Сергей Федорович Буданцев (1896–1939) — советский писатель, автор нескольких сборников рассказов, повестей и пьес. Репрессирован в 1939 году.Предлагаемый роман «Саранча» — остросюжетное произведение о событиях в Средней Азии.В сборник входят также рассказы С. Буданцева о Востоке — «Форпост Индии», «Лунный месяц Рамазан», «Жена»; о работе угрозыска — «Таракан», «Неравный брак»; о героях Гражданской войны — «Школа мужественных», «Боевая подруга».


Эскадрон комиссаров

Впервые почувствовать себя на писательском поприще Василий Ганибесов смог во время службы в Советской Армии.

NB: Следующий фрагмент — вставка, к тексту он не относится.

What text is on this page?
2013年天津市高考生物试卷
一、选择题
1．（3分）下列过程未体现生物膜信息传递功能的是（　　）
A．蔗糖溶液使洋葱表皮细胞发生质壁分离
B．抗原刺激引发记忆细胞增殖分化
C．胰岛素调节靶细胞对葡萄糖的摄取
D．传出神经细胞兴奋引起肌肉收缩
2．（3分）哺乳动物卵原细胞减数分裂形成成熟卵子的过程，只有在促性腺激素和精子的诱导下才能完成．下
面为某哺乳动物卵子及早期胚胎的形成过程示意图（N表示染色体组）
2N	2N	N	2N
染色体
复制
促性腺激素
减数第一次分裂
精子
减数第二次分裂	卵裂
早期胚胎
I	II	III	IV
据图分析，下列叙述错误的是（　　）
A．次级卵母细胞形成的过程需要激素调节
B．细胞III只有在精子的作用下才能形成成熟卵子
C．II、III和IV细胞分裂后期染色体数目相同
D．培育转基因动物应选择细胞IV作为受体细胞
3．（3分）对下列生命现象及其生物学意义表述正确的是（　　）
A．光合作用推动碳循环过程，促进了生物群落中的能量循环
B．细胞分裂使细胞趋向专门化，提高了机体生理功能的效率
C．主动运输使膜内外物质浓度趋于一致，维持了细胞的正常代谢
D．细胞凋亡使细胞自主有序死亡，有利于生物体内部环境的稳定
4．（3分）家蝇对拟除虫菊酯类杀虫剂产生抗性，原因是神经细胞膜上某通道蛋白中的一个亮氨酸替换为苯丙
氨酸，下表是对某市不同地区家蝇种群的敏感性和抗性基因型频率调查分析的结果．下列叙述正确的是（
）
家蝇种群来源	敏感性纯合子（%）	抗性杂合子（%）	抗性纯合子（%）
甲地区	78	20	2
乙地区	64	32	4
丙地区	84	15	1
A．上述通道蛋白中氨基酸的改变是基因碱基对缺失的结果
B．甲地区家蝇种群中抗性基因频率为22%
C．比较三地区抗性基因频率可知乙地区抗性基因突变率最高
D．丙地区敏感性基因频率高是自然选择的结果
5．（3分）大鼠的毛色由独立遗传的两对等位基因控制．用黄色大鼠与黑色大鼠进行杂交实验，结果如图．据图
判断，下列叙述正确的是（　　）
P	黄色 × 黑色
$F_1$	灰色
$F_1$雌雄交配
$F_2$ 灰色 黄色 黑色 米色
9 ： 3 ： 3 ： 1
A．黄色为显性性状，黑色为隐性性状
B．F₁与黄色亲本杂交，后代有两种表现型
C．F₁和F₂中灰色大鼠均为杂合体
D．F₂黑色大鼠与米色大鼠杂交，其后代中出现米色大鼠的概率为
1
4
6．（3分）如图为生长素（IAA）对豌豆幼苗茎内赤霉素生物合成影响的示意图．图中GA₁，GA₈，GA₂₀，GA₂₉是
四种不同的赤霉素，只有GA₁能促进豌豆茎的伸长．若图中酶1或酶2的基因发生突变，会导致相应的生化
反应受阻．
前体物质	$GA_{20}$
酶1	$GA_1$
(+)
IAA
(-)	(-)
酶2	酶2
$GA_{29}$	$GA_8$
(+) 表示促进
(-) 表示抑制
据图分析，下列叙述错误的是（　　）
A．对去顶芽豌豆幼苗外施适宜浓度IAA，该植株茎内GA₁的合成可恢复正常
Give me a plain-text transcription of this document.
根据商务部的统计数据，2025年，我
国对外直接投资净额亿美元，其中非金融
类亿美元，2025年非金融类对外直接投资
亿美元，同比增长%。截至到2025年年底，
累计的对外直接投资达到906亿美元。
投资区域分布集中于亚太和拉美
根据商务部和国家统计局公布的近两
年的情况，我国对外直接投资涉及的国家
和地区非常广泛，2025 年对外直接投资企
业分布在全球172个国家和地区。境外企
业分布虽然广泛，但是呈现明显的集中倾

Именно армия сделала его принципиальным коммунистом, в армии он стал и профессиональным писателем. Годы работы в Ленинградско-Балтийском отделении литературного объединения писателей Красной Армии и Флота, сотрудничество с журналом «Залп», сама воинская служба, а также определённое дыхание эпохи предвоенного десятилетия наложили отпечаток на творчество писателя, в частности, на его повесть «Эскадрон комиссаров», которая была издана в 1931 году и вошла в советскую литературу как живая страница истории Советской Армии начала 30-х годов.Как и другие военные писатели, Василий Петрович Ганибесов старался рассказать в своих ранних повестях и очерках о службе бойцов и командиров в мирное время, об их боевой учёбе, идейном росте, политической закалке и активном, деятельном участии в жизни страны.Как секретарь партячейки Василий Ганибесов постоянно заботился о идейно-политическом и творческом росте своих товарищей по перу: считал необходимым поднять теоретическую подготовку всех писателей Красной Армии и Флота, организовать их профессиональную учёбу, систематически проводить дискуссии, литературные диспуты, создавать даже специальные курсы военных литераторов и широко практиковать творческие отпуска для авторов военной тематики.


Обвал

В книге рассказывается история главного героя, который сталкивается с различными проблемами и препятствиями на протяжении всего своего путешествия. По пути он встречает множество второстепенных персонажей, которые играют важные роли в истории. Благодаря опыту главного героя книга исследует такие темы, как любовь, потеря, надежда и стойкость. По мере того, как главный герой преодолевает свои трудности, он усваивает ценные уроки жизни и растет как личность.